# Introduction

Testing use of sklearn kfolds to see how well we should expect to do on test data when using the sklearn nearest neighbor routine. 

Split data into nine groups with the same R, C. Within each group, for each "test" breath find the two "train" breaths with the most similar u_in (MAE metric) and use average of their pressures as the prediction.
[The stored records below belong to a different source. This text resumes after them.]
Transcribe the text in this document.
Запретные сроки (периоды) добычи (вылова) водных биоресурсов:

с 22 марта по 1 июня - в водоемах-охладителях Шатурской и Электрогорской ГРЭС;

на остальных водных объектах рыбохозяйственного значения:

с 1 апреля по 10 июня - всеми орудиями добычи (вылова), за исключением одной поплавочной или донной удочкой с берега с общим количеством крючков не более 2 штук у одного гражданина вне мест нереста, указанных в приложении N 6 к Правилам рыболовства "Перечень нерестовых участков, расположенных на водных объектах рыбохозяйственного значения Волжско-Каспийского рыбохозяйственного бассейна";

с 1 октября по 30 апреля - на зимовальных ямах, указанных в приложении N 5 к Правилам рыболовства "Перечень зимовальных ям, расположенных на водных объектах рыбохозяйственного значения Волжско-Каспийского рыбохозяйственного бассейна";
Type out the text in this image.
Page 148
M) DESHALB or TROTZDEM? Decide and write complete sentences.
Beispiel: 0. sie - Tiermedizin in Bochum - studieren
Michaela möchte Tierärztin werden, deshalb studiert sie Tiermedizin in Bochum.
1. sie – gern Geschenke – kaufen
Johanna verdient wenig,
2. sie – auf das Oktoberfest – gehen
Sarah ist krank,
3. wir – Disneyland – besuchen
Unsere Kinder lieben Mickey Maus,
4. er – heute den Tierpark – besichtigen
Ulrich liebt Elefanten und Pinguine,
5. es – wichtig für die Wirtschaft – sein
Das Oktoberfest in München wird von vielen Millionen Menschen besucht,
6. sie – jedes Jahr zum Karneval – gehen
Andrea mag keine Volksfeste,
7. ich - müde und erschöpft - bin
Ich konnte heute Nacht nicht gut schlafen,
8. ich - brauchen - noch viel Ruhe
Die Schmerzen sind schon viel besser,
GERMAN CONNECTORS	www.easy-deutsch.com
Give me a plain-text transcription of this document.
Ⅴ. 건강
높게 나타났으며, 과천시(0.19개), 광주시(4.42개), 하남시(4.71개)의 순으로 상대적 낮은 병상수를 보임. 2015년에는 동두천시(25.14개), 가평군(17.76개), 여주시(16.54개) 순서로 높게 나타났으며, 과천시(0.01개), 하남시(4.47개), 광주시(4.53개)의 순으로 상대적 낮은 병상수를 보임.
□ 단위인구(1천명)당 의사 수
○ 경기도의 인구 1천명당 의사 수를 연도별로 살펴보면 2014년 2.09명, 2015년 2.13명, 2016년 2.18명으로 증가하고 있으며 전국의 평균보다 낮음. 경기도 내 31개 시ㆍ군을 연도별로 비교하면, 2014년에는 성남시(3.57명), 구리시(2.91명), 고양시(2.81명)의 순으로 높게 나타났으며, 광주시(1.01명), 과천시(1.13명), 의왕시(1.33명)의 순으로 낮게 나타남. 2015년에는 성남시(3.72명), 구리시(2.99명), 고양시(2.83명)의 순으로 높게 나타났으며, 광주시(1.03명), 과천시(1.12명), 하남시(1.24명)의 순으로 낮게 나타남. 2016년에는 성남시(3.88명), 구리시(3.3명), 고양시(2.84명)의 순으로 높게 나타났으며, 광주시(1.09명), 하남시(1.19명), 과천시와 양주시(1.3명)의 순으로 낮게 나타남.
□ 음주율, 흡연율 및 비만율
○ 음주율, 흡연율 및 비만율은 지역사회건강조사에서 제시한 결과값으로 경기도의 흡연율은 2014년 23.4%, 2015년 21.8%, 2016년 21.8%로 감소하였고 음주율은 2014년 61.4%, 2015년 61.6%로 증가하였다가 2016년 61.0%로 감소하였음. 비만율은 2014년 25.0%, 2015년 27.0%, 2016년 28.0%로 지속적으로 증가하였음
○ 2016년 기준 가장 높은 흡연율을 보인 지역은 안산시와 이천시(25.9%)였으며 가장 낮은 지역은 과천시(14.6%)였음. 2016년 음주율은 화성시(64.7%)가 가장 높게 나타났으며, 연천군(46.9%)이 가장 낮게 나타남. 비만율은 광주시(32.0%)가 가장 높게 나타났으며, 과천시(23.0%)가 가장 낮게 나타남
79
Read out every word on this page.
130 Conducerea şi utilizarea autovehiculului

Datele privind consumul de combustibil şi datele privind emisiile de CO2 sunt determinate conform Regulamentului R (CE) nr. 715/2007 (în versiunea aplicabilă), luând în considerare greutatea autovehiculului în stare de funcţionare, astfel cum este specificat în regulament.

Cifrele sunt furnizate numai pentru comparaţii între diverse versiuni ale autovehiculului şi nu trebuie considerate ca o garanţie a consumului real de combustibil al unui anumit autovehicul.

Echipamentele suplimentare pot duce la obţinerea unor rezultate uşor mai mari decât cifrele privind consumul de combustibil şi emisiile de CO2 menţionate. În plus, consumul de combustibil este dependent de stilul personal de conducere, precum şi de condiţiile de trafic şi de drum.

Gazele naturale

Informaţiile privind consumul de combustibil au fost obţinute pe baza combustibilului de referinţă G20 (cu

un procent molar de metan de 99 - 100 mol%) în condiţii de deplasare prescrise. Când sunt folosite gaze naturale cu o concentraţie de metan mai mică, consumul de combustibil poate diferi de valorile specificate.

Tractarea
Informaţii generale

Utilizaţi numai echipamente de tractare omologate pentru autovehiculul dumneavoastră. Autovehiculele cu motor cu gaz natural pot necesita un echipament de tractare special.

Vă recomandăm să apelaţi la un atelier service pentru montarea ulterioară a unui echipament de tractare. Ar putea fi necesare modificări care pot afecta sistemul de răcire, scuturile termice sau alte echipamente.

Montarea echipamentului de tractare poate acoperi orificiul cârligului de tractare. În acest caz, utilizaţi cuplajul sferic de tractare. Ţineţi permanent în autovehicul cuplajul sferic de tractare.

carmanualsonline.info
# Import libraries and data

In [None]:
import numpy as np
import pandas as pd
import matplotlib.pyplot as plt
from sklearn.neighbors import NearestNeighbors
from sklearn.model_selection import KFold

In [None]:
train = pd.read_csv('../input/ventilator-pressure-prediction/train.csv')

In [None]:
BL = 80 #Breath length - how many data points we have for each breath

# Extract u_in, pressure, u_out as numpy arrays, check

In [None]:
u_in     = train['u_in'].values.reshape((-1, BL))
pressure = train['pressure'].values.reshape((-1, BL))
u_out    = train['u_out'].values.reshape((-1, BL))

In [None]:
plt.plot(u_in[0]);
plt.plot(pressure[0]);

# Unique values of R, C

In [None]:
r_values = train['R'].unique()
c_values = train['C'].unique()

# Define the estimator and fit it to the train data in five folds. Check average MAE in the region of interest

In [None]:
kf = KFold(5)
neigh = NearestNeighbors(n_neighbors=2, metric = 'manhattan')

for r in r_values:
    for c in c_values:
        print(f'R {r:02d} C {c:02d}')
        rc_correct = (train['R'][::BL] == r) & (train['C'][::BL] == c) #Use ::BL to have one per breath
        rc_u_in     = u_in[rc_correct]      #Arrays with u_in, pressure and u_out with this RC combo
        rc_pressure = pressure[rc_correct]
        rc_u_out    = u_out[rc_correct]
        
        #Folds
        for train_idx, test_idx in kf.split(rc_pressure):

            #Fit the nearest neighbor estimator
            neigh.fit(rc_u_in[train_idx])

            #Initialize
            mae = 0
            Y_train = rc_pressure[train_idx]
            Y_test  = rc_pressure[test_idx]
            X_test  = rc_u_in[test_idx]
            filt    = 1. - rc_u_out[test_idx] #only calculate error from times when u_out == 0

            #Loop over the "test" breaths
            for idx in range(len(test_idx)):
                nn1, nn2 = neigh.kneighbors([X_test[idx]], 2, return_distance=False)[0]
                Y_pred = (Y_train[nn1] + Y_train[nn2])/2.
                mae += np.sum(np.abs(Y_test[idx] - Y_pred)*filt[idx])/sum(filt[idx])

            #Print result
            print(f'    {mae/len(test_idx):.2f}')

We see that we are mostly limited by R = 50 breaths.